Editorials/Columns
What’s good for the goose: I’ve written up a short primer for the Shenandoah County Board of Supervisors and School Board. The two have been at odds over a BOS member’s request for salary data and other records from the school board. The school board has said it will take 14 hours of staff time and cost around $700 to get the salary data because of the financial software the board uses. Neighboring localities charge $0 for the same salary information and some use off-the-shelf management tools like Excel.
Megan Rhyne, VCOG
A healthy democracy is dependant upon informed citizens and an aggressive press. Freedom of information laws are the most potent weapons available in the ongoing battles to keep government transparent and accountable to its citizens. LeMunyon’s legislation has garnered near-unanimous support in both the state Senate and House of Delegates. Soon it will be on the desk of Gov. Terry McAuliffe, waiting for his signature. After that, the hard work begins. The FOIA Council would be required to finish its review by Nov. 30, 2016, and submit a full report to the General Assembly on the first day of the 2017 session. And you can follow the work of the FOIA Council online at its website, foiacouncil.dls.virginia.gov. It’s out there … in the open … for one and all to see. As it should be.
News & Advance
Attorney General Mark Herring, the first Democrat to hold that office in two decades, reportedly has initiated an effort to make the agency function more like a law firm.

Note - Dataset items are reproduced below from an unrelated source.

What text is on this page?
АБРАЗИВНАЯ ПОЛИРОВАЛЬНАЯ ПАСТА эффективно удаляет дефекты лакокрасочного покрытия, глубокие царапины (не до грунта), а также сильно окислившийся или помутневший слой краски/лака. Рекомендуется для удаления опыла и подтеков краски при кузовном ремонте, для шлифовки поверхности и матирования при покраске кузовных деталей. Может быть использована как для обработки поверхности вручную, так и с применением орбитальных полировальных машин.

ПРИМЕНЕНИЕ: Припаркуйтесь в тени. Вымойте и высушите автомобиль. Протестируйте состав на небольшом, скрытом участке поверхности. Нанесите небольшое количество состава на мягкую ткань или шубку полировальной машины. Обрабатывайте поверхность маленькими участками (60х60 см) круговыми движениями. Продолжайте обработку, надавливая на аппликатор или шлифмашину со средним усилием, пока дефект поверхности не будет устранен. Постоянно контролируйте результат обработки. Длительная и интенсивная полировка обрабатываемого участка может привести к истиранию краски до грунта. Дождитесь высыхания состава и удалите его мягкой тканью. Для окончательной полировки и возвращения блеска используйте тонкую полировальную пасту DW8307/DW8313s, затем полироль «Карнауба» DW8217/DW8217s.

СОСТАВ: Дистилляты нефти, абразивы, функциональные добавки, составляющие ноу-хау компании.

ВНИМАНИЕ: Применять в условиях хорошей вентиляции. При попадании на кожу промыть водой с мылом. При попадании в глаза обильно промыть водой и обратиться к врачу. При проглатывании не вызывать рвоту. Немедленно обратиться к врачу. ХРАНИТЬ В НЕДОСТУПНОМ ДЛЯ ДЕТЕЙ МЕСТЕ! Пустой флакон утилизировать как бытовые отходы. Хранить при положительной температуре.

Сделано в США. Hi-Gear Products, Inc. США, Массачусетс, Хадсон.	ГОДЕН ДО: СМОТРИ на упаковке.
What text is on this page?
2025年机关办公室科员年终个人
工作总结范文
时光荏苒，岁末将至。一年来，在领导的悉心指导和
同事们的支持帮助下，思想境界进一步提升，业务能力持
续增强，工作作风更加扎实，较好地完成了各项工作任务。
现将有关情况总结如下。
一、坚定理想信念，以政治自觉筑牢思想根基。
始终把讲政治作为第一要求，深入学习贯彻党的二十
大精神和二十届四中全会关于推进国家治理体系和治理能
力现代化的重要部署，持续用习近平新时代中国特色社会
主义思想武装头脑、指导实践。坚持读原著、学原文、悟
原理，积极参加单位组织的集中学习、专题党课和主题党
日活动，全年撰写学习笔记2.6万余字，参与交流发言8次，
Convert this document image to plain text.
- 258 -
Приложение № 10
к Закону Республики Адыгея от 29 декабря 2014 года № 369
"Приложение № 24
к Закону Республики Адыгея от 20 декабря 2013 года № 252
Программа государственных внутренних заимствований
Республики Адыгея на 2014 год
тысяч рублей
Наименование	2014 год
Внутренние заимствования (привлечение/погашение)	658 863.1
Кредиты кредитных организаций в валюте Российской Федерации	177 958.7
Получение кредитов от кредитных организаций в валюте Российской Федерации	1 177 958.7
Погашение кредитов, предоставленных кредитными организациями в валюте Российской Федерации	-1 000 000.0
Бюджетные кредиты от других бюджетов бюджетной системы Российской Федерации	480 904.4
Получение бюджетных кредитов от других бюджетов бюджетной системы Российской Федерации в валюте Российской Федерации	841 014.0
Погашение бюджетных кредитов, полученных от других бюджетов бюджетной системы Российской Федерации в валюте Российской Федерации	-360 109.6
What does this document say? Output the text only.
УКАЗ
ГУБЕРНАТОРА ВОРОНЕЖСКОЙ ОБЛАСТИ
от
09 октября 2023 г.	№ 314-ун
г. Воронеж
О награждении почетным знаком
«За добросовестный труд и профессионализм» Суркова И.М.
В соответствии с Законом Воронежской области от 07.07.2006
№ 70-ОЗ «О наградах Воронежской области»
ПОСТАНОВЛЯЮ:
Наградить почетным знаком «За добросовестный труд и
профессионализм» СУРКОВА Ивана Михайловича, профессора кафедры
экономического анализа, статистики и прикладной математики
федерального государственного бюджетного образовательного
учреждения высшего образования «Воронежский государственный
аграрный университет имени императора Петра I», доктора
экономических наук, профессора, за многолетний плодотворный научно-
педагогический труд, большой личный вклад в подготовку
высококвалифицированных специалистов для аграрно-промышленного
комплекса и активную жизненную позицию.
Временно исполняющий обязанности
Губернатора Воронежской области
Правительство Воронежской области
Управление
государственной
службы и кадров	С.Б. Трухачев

Independent determination of the office's efficacy as the legal arbiter and defender of the commonwealth is long past due. As we've noted on these pages, some interpretations of state attorney general responsibilities have gone astray. We are generally skeptical of concentrations of power, whether in public or private hands. A reset makes sense. Three notable Virginians have been given the task of restructuring the attorney general's office: W. Taylor Reveley II, president of the College of William and Mary; Bill Leighty, former chief of staff for Govs. Mark Warner and Tim Kaine; and Katherine Busser, executive vice president of Capital One. Mr. Herring has asked the trio to consider a number of areas for potential reform including conflict-of-interest laws and the Freedom of Information Act — an area near and dear to us. Any audits involving state agency transparency has potential benefits for the commonwealth. We're looking forward to the outcome.
Daily Press
Another of Gov. Terry McAuliffe’s appointees has been plunged into an ethics tangle. Virginia Secretary of Commerce and Trade Maurice Jones violated the internal policy of the federal agency for which he once worked and might have violated federal law as well, a federal investigative office has reported. Mr. Jones had been deputy secretary of U.S. Department of Housing and Urban Development. Mr. Jones said he was unaware of the internal policy prohibiting presidential appointees, as he was at the time, from lobbying Congress on pending legislation. He said he consulted with staffers on the appropriateness of the emails and acted according to “their best advice to me at the time." He added: "I would never intentionally violate the laws, policies or codes of conduct that govern public officials, and I regret that this email has raised even the appearance of any impropriety." Too bad Mr. Jones didn’t have the wisdom to see the inherent conflict of interest that was about to entangle him.
Daily Progress
To understand the ethics bill’s shortcomings, it is useful to know that the vast majority of perks and handouts lavished upon lawmakers take the form of dinners, galas, banquets, trips, sporting events and other “intangibles”; collectively, they amount to a movable year-round feast for the commonwealth’s elected officials. The measures that have cleared both the House of Delegates and the Senate would do little about all that. Nor would the bill do anything about a quirk in Virginia law that allows lawmakers to live off their campaign accounts, redirecting donations mainly intended for electoral purposes to groceries, gasoline and virtually anything under the sun.